Students and teacher working in a classroom Wellsville, New York

Parents of a $45,000 a year private school in Manhattan are not happy after a new plan was announced.

Little Red School House, which is a favorite of some celebrities, plans to segregate minority students by placing them in the same homerooms in the fall, reports Daily Mail. Parents learned of the new implementation last month. It was said that Director Philip Kassen already put the rule into effect for 7th and 8th-grade students in the 2017-18 school year. He hoped to apply the practice to 6th-grade classrooms in September. According to Daily MailDavid Schwimmer, Christy Turlington Burns, and Sofia Coppola all have children who attend the $45,485 a year school.

There are about 40 kids in each grade with two homerooms for each grade level. Students spend about 30 percent of their day in homerooms.

In a report by New York Post, parents expressed their unhappiness about this new policy. One father of a girl who recently graduated from the middle school said that the school was not very transparent about the plan. His daughter was in what he referred to as the "minority class." He told the Post, "It was my daughter who immediately noticed that all the kids of color were in one class. If you’re going to have that policy, you need to be upfront."
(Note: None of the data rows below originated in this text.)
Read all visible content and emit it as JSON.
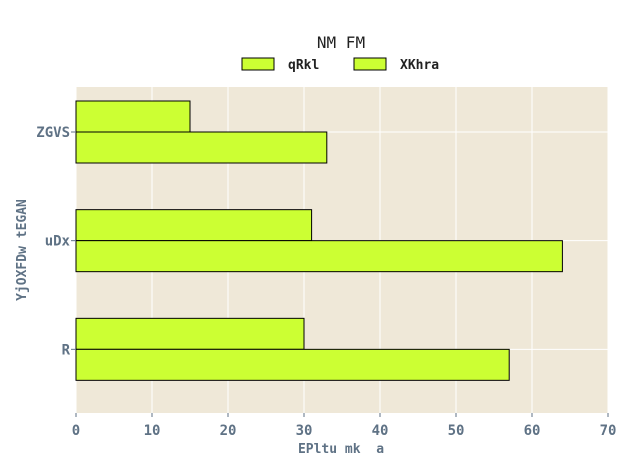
{
  "chart_data": {
    "type": "bar",
    "orientation": "horizontal",
    "title": "NM FM",
    "xlabel": "EPltu mk  a",
    "ylabel": "YjOXFDw tEGAN",
    "categories": [
      "ZGVS",
      "uDx",
      "R"
    ],
    "series": [
      {
        "name": "qRkl",
        "values": [
          15,
          31,
          30
        ],
        "color": "#ccff33"
      },
      {
        "name": "XKhra",
        "values": [
          33,
          64,
          57
        ],
        "color": "#ccff33"
      }
    ],
    "xlim": [
      0,
      70
    ],
    "xticks": [
      0,
      10,
      20,
      30,
      40,
      50,
      60,
      70
    ],
    "grid": true,
    "legend_position": "top-center",
    "background_color": "#efe8d8",
    "grid_color": "#ffffff"
  }
}
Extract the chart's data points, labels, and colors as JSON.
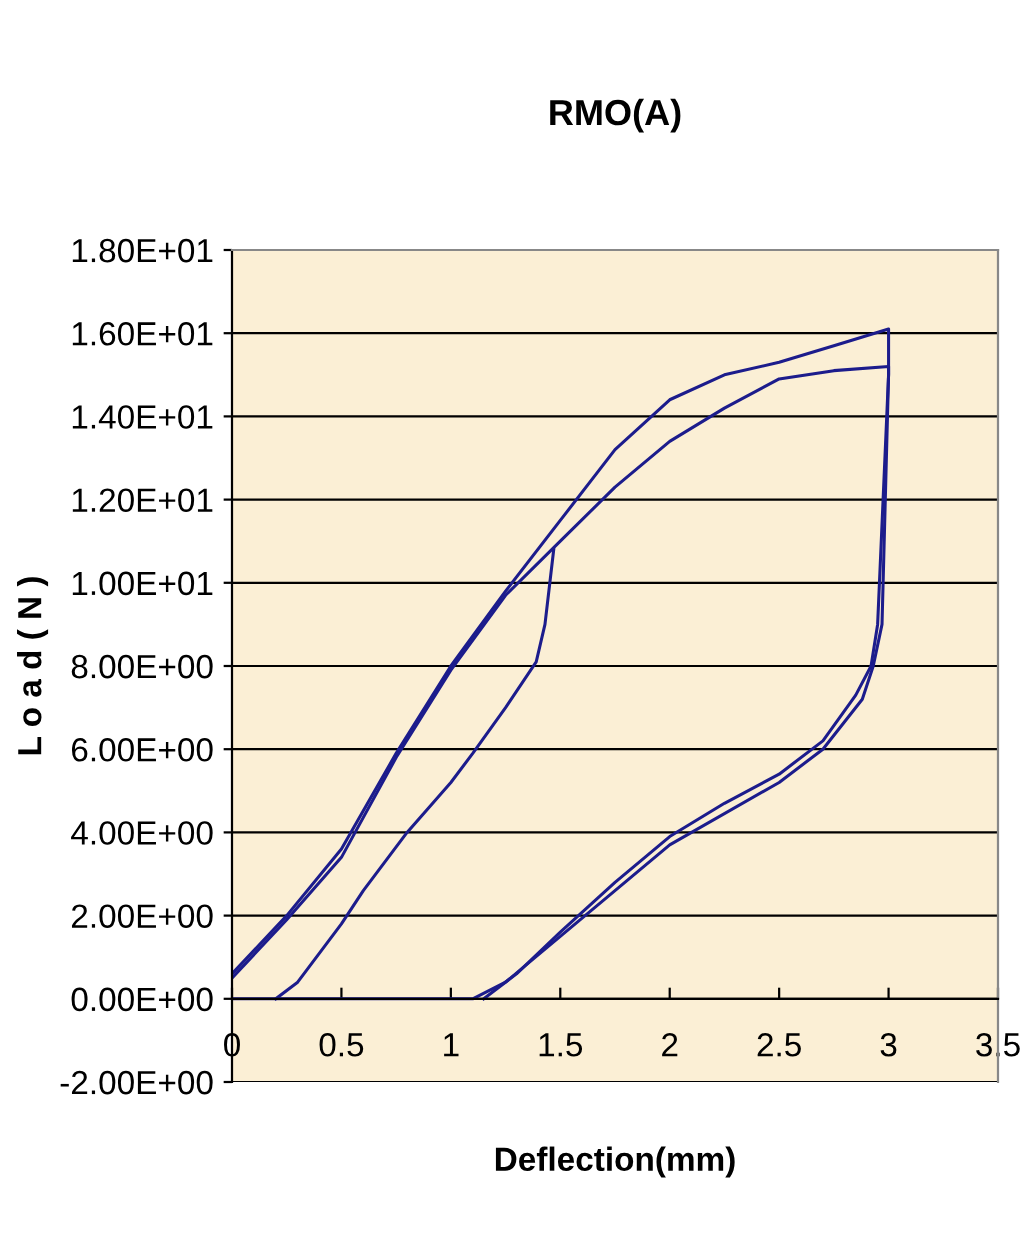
{
  "chart_data": {
    "type": "line",
    "title": "RMO(A)",
    "xlabel": "Deflection(mm)",
    "ylabel": "L o a d ( N )",
    "xlim": [
      0,
      3.5
    ],
    "xticks": [
      0,
      0.5,
      1,
      1.5,
      2,
      2.5,
      3,
      3.5
    ],
    "ylim": [
      -2,
      18
    ],
    "yticks": [
      {
        "value": -2,
        "label": "-2.00E+00"
      },
      {
        "value": 0,
        "label": "0.00E+00"
      },
      {
        "value": 2,
        "label": "2.00E+00"
      },
      {
        "value": 4,
        "label": "4.00E+00"
      },
      {
        "value": 6,
        "label": "6.00E+00"
      },
      {
        "value": 8,
        "label": "8.00E+00"
      },
      {
        "value": 10,
        "label": "1.00E+01"
      },
      {
        "value": 12,
        "label": "1.20E+01"
      },
      {
        "value": 14,
        "label": "1.40E+01"
      },
      {
        "value": 16,
        "label": "1.60E+01"
      },
      {
        "value": 18,
        "label": "1.80E+01"
      }
    ],
    "grid": "y",
    "marker": "none",
    "line_style": "solid",
    "series": [
      {
        "color": "#1c1c8c",
        "x": [
          0.2,
          0.3,
          0.5,
          0.6,
          0.8,
          1.0,
          1.1,
          1.25,
          1.39,
          1.43,
          1.47
        ],
        "values": [
          0,
          0.4,
          1.8,
          2.6,
          4.0,
          5.2,
          5.9,
          7.0,
          8.1,
          9.0,
          10.8
        ]
      },
      {
        "color": "#1c1c8c",
        "x": [
          0,
          0.25,
          0.5,
          0.75,
          1.0,
          1.25,
          1.5,
          1.75,
          2.0,
          2.25,
          2.5,
          2.75,
          3.0,
          3.0,
          2.95,
          2.92,
          2.85,
          2.7,
          2.5,
          2.25,
          2.0,
          1.75,
          1.5,
          1.3,
          1.15
        ],
        "values": [
          0.6,
          2.0,
          3.6,
          5.9,
          8.0,
          9.8,
          11.5,
          13.2,
          14.4,
          15.0,
          15.3,
          15.7,
          16.1,
          15.0,
          9,
          8,
          7.3,
          6.2,
          5.4,
          4.7,
          3.9,
          2.8,
          1.6,
          0.6,
          0
        ]
      },
      {
        "color": "#1c1c8c",
        "x": [
          0,
          0.25,
          0.5,
          0.75,
          1.0,
          1.25,
          1.5,
          1.75,
          2.0,
          2.25,
          2.5,
          2.75,
          3.0,
          3.0,
          2.97,
          2.93,
          2.88,
          2.7,
          2.5,
          2.0,
          1.5,
          1.25,
          1.1,
          0
        ],
        "values": [
          0.5,
          1.9,
          3.4,
          5.8,
          7.9,
          9.7,
          11.0,
          12.3,
          13.4,
          14.2,
          14.9,
          15.1,
          15.2,
          15.0,
          9,
          8,
          7.2,
          6.0,
          5.2,
          3.7,
          1.5,
          0.4,
          0,
          0
        ]
      }
    ]
  }
}
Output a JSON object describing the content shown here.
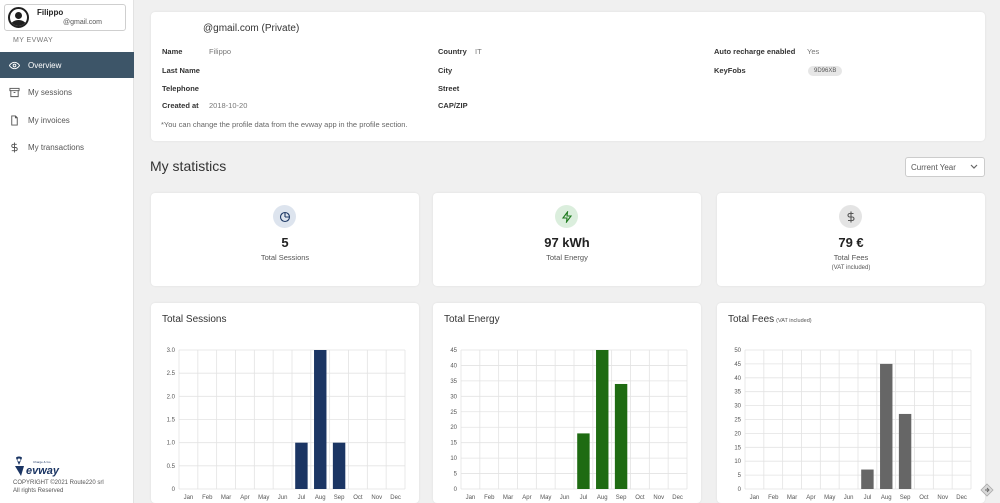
{
  "sidebar": {
    "user_name": "Filippo",
    "user_email": "@gmail.com",
    "section_label": "MY EVWAY",
    "items": [
      {
        "label": "Overview",
        "icon": "eye-icon"
      },
      {
        "label": "My sessions",
        "icon": "archive-icon"
      },
      {
        "label": "My invoices",
        "icon": "document-icon"
      },
      {
        "label": "My transactions",
        "icon": "dollar-icon"
      }
    ],
    "logo_text": "evway",
    "logo_tagline": "Charge & Go",
    "copyright_line1": "COPYRIGHT ©2021 Route220 srl",
    "copyright_line2": "All rights Reserved"
  },
  "profile": {
    "title": "@gmail.com (Private)",
    "fields_left": [
      {
        "label": "Name",
        "value": "Filippo"
      },
      {
        "label": "Last Name",
        "value": ""
      },
      {
        "label": "Telephone",
        "value": ""
      },
      {
        "label": "Created at",
        "value": "2018-10-20"
      }
    ],
    "fields_mid": [
      {
        "label": "Country",
        "value": "IT"
      },
      {
        "label": "City",
        "value": ""
      },
      {
        "label": "Street",
        "value": ""
      },
      {
        "label": "CAP/ZIP",
        "value": ""
      }
    ],
    "fields_right": [
      {
        "label": "Auto recharge enabled",
        "value": "Yes"
      },
      {
        "label": "KeyFobs",
        "value": "9D96XB"
      }
    ],
    "note": "*You can change the profile data from the evway app in the profile section."
  },
  "stats": {
    "title": "My statistics",
    "period_select": "Current Year",
    "cards": [
      {
        "value": "5",
        "label": "Total Sessions",
        "sub": "",
        "icon": "pie-chart-icon",
        "icon_bg": "#dde4ee",
        "icon_color": "#1f3a66"
      },
      {
        "value": "97 kWh",
        "label": "Total Energy",
        "sub": "",
        "icon": "lightning-icon",
        "icon_bg": "#dbeedd",
        "icon_color": "#1e7a1e"
      },
      {
        "value": "79 €",
        "label": "Total Fees",
        "sub": "(VAT included)",
        "icon": "dollar-icon",
        "icon_bg": "#e4e4e4",
        "icon_color": "#555555"
      }
    ]
  },
  "chart_data": [
    {
      "type": "bar",
      "title": "Total Sessions",
      "subtitle": "",
      "categories": [
        "Jan",
        "Feb",
        "Mar",
        "Apr",
        "May",
        "Jun",
        "Jul",
        "Aug",
        "Sep",
        "Oct",
        "Nov",
        "Dec"
      ],
      "values": [
        0,
        0,
        0,
        0,
        0,
        0,
        1,
        3,
        1,
        0,
        0,
        0
      ],
      "ylim": [
        0,
        3
      ],
      "yticks": [
        "0",
        "0.5",
        "1.0",
        "1.5",
        "2.0",
        "2.5",
        "3.0"
      ],
      "color": "#1b3563",
      "grid": true
    },
    {
      "type": "bar",
      "title": "Total Energy",
      "subtitle": "",
      "categories": [
        "Jan",
        "Feb",
        "Mar",
        "Apr",
        "May",
        "Jun",
        "Jul",
        "Aug",
        "Sep",
        "Oct",
        "Nov",
        "Dec"
      ],
      "values": [
        0,
        0,
        0,
        0,
        0,
        0,
        18,
        45,
        34,
        0,
        0,
        0
      ],
      "ylim": [
        0,
        45
      ],
      "yticks": [
        "0",
        "5",
        "10",
        "15",
        "20",
        "25",
        "30",
        "35",
        "40",
        "45"
      ],
      "color": "#1e6b12",
      "grid": true
    },
    {
      "type": "bar",
      "title": "Total Fees",
      "subtitle": "(VAT included)",
      "categories": [
        "Jan",
        "Feb",
        "Mar",
        "Apr",
        "May",
        "Jun",
        "Jul",
        "Aug",
        "Sep",
        "Oct",
        "Nov",
        "Dec"
      ],
      "values": [
        0,
        0,
        0,
        0,
        0,
        0,
        7,
        45,
        27,
        0,
        0,
        0
      ],
      "ylim": [
        0,
        50
      ],
      "yticks": [
        "0",
        "5",
        "10",
        "15",
        "20",
        "25",
        "30",
        "35",
        "40",
        "45",
        "50"
      ],
      "color": "#666666",
      "grid": true
    }
  ]
}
He added that the segregation went as far back as kindergarten. When he brought up his observation to other parents in 2016, they did not believe him. The Post reports that the policy was made public in early June. On June 12, Kassen emailed parents explaining that the proposed policy would be reviewed. The following week, he said the plan would be nixed, but the school would continue to keep "race as a critical, but not primary, determinant."